OpenAI Counters The New York Times Lawsuit Allegations with Evidence of Manipulated Prompts

San Francisco – OpenAI has responded to The New York Times’ recent lawsuit, accusing the newspaper of using manipulative techniques to provoke its AI model, ChatGPT. The organization argues that the lawsuit is based on the misuse of ChatGPT to selectively generate lengthy excerpts of New York Times content.

In the lawsuit filed against OpenAI and Microsoft, The New York Times claims that ChatGPT “recites Times content verbatim.” They have presented evidence showcasing how GPT-4 produced substantial amounts of New York Times content without proper attribution, asserting that this infringes on their copyright.

This accusation is significant as it challenges OpenAI’s argument that its use of data is transformative, which is legally associated with fair use. According to the United States Copyright Office, fair use permits the unlicensed use of copyrighted works in certain circumstances, particularly if the use is transformative and does not replace the original work.

To counter OpenAI’s fair use defense, The New York Times asserts that their use of content is not fair use. They highlight that the output of OpenAI’s GenAI models competes with and closely mimics the content used to train them, making it an infringement on their original works.

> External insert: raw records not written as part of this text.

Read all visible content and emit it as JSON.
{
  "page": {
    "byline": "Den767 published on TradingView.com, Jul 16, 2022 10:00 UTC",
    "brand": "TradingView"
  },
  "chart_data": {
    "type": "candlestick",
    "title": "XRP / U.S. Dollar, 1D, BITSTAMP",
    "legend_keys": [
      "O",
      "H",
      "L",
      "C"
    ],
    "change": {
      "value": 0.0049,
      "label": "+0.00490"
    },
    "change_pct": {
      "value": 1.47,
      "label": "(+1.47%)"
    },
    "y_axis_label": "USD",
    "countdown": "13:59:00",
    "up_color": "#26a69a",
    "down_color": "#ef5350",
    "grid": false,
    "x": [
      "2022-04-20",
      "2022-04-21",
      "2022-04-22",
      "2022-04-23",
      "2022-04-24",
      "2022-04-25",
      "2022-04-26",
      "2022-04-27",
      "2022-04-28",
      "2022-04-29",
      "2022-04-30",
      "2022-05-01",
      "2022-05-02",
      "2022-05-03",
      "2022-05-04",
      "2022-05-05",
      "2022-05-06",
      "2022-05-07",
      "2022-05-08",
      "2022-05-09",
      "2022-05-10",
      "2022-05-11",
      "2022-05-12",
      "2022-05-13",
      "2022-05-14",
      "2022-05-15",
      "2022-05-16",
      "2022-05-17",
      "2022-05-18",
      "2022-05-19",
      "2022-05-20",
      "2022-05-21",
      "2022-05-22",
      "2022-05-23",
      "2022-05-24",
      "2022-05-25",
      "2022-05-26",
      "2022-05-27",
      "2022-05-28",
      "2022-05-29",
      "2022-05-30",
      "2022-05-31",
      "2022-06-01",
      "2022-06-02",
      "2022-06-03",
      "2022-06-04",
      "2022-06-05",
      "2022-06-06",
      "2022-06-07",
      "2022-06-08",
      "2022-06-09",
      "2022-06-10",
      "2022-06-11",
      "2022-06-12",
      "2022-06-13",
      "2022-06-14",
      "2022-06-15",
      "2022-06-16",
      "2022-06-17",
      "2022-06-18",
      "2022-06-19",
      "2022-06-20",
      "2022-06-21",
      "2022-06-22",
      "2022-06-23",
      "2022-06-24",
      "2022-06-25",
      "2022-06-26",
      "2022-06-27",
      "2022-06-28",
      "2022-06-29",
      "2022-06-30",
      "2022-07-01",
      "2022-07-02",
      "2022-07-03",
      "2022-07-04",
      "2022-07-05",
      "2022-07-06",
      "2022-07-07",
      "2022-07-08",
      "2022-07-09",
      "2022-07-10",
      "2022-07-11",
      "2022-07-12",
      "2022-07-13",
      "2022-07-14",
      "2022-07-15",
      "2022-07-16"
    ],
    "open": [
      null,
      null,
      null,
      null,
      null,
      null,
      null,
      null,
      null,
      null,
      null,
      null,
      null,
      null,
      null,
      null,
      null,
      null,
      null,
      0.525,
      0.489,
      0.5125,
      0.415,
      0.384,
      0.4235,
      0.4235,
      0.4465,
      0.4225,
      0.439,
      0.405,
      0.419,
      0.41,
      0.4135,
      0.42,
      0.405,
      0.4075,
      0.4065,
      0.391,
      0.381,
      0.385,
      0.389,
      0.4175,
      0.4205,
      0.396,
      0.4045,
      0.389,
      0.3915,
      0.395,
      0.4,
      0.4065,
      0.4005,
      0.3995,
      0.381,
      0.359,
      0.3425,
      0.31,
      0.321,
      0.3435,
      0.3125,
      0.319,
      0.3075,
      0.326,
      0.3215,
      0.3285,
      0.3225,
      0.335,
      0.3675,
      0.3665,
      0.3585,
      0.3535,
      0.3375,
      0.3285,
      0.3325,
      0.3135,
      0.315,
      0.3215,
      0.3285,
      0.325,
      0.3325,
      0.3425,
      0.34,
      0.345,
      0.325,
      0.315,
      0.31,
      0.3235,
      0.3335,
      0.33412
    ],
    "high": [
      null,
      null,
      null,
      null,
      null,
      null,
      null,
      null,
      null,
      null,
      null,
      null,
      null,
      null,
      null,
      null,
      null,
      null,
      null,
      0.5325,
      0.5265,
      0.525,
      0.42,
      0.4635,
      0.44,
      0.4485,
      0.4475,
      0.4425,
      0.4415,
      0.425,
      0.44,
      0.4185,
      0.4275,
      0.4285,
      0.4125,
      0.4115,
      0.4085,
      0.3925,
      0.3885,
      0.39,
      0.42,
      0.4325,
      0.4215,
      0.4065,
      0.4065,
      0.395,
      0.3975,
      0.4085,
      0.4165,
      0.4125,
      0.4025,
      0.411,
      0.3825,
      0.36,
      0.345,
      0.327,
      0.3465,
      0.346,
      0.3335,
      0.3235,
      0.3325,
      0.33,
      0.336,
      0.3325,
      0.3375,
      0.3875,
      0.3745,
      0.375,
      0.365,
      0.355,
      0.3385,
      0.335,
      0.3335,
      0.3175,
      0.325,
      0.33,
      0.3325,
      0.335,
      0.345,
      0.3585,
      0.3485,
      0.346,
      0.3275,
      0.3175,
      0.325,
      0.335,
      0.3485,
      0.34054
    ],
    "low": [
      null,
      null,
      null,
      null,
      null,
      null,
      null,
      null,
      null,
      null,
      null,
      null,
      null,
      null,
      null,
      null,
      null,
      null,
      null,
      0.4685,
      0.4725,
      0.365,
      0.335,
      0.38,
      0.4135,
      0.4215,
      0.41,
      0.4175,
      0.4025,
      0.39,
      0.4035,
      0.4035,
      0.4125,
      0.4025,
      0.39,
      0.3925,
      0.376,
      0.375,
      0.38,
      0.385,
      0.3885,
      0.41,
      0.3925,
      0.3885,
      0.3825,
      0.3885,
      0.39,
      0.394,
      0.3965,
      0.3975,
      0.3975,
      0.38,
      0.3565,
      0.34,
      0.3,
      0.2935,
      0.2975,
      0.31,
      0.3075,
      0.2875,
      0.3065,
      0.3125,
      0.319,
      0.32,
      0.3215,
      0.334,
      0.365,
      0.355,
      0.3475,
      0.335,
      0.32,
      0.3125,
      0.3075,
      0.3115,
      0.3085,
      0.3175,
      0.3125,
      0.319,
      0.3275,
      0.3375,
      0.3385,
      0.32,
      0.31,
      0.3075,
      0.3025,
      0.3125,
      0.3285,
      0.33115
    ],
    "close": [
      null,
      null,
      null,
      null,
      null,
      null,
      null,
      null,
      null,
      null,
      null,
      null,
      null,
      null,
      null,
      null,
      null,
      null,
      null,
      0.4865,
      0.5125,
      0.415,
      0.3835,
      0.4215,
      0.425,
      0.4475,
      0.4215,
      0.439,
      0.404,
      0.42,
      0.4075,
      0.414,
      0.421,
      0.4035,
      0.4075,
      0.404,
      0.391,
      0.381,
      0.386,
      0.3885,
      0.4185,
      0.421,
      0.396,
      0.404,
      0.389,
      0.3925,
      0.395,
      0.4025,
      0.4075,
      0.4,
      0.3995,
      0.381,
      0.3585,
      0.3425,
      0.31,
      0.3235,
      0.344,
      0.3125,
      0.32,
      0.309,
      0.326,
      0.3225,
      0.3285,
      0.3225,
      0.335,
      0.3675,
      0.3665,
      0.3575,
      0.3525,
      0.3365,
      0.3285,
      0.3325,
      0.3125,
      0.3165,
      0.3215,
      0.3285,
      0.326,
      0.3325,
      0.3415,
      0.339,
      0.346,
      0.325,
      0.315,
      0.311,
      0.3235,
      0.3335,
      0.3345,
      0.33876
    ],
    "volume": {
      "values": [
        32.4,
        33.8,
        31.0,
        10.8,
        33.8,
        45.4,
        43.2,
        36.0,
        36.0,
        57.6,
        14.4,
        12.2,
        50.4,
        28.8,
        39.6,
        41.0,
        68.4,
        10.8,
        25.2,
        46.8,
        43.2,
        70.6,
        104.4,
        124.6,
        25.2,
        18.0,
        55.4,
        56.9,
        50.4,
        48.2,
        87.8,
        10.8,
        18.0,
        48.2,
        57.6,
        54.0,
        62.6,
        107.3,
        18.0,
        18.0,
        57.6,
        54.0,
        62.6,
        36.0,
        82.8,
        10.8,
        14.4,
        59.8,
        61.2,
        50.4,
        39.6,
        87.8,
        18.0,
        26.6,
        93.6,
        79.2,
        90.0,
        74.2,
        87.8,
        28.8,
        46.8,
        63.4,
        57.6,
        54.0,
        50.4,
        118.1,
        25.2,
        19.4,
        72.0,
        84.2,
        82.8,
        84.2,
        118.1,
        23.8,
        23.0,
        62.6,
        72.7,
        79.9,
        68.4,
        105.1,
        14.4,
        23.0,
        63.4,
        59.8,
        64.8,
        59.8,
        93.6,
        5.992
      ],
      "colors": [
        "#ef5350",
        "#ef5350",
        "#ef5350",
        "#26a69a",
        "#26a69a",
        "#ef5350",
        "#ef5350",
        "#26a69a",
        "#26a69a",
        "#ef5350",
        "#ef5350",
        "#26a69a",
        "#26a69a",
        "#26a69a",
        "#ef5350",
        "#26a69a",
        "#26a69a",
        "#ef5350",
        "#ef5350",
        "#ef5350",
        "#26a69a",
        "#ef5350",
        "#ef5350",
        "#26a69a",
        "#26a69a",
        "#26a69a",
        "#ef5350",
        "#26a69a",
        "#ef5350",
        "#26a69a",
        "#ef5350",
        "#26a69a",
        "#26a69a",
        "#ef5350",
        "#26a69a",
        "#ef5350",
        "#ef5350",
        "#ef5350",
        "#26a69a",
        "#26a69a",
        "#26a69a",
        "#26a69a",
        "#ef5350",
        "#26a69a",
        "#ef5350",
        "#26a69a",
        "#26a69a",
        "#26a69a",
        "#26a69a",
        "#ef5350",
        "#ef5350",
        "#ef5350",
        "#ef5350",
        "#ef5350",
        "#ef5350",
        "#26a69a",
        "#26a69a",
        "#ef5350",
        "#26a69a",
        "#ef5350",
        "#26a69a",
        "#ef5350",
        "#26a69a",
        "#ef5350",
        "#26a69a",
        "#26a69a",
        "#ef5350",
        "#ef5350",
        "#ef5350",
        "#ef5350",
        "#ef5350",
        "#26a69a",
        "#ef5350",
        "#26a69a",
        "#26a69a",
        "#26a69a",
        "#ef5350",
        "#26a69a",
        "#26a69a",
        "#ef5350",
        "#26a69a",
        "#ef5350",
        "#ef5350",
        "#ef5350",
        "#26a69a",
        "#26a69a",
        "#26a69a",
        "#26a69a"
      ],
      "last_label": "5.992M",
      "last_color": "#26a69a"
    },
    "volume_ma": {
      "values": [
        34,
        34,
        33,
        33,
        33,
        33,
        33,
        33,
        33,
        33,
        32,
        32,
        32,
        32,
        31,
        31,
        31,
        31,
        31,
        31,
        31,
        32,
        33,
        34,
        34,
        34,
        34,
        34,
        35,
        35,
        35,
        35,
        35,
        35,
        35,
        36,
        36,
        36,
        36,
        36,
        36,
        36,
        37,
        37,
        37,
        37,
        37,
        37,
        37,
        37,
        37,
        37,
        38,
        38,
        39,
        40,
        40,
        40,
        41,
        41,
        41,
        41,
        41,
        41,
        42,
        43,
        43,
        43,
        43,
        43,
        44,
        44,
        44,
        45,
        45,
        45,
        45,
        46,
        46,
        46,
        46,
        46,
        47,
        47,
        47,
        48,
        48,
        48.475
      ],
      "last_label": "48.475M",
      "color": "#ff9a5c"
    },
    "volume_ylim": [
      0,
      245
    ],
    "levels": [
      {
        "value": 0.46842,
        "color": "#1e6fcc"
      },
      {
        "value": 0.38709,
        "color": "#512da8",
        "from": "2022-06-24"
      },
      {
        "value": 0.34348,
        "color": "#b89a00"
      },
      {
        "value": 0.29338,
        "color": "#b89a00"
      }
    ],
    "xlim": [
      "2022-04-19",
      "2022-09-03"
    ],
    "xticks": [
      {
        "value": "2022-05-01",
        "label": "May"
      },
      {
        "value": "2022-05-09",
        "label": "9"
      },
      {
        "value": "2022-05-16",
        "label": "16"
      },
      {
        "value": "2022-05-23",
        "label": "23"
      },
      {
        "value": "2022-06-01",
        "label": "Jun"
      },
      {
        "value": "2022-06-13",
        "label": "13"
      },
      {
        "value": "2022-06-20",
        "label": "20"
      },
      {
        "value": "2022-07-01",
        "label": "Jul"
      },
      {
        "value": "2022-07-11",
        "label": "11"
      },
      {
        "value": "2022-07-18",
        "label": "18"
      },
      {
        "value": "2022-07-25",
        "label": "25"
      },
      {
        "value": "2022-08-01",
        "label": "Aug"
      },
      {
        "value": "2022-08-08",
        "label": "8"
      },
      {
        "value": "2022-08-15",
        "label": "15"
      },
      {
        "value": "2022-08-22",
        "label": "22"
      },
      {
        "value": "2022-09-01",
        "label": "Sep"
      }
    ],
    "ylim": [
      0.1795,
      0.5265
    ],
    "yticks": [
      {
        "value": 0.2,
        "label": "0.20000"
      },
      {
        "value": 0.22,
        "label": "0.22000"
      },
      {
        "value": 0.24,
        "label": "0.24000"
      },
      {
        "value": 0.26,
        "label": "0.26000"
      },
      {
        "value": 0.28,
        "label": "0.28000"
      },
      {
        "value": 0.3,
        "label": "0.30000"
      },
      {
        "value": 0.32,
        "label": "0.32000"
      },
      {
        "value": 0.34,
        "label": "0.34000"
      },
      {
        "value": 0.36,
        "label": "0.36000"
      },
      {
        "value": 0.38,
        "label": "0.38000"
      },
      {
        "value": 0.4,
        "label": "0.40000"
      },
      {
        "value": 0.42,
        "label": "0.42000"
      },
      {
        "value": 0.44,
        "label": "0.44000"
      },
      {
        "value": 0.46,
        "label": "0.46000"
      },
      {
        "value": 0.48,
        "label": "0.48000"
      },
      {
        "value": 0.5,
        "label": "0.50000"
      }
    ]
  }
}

OpenAI, on the other hand, strongly refutes the claims made by The New York Times. The organization expressed surprise at the newspaper’s decision to file a lawsuit, as they believed the negotiations were progressing towards a resolution. OpenAI debunked The New York Times’ allegation that GPT-4 outputs verbatim content by explaining that the model is specifically designed not to do so. They argue that The New York Times deliberately used manipulative prompts to subvert GPT-4’s safety measures and generate the disputed verbatim content.

OpenAI accuses The New York Times of engaging in adversarial prompting, a technique that breaks the AI model’s guardrails to produce unintended output. They claim this usage of adversarial prompting is not typical and goes against OpenAI’s terms of use.

OpenAI emphasized their commitment to building resilience against adversarial prompt attacks, particularly the ones witnessed in The New York Times lawsuit. They cited a previous response to reports in July 2023, where they stressed their intent to rectify any unintentional display of content.

The lawsuit between The New York Times and OpenAI showcases contrasting narratives. OpenAI alleges that The New York Times employed adversarial tactics and misused ChatGPT to elicit verbatim responses, undermining the validity of the lawsuit. OpenAI reassures its support for journalism, partnerships with news organizations, and maintains that The New York Times’ lawsuit is meritless.

In summary, OpenAI and The New York Times are locked in a legal battle over allegations of copyright infringement. OpenAI contends that The New York Times manipulated ChatGPT to produce verbatim content, whereas The New York Times argues that OpenAI’s use of their content is not fair use. Both parties are presenting evidence and giving their perspectives on the matter.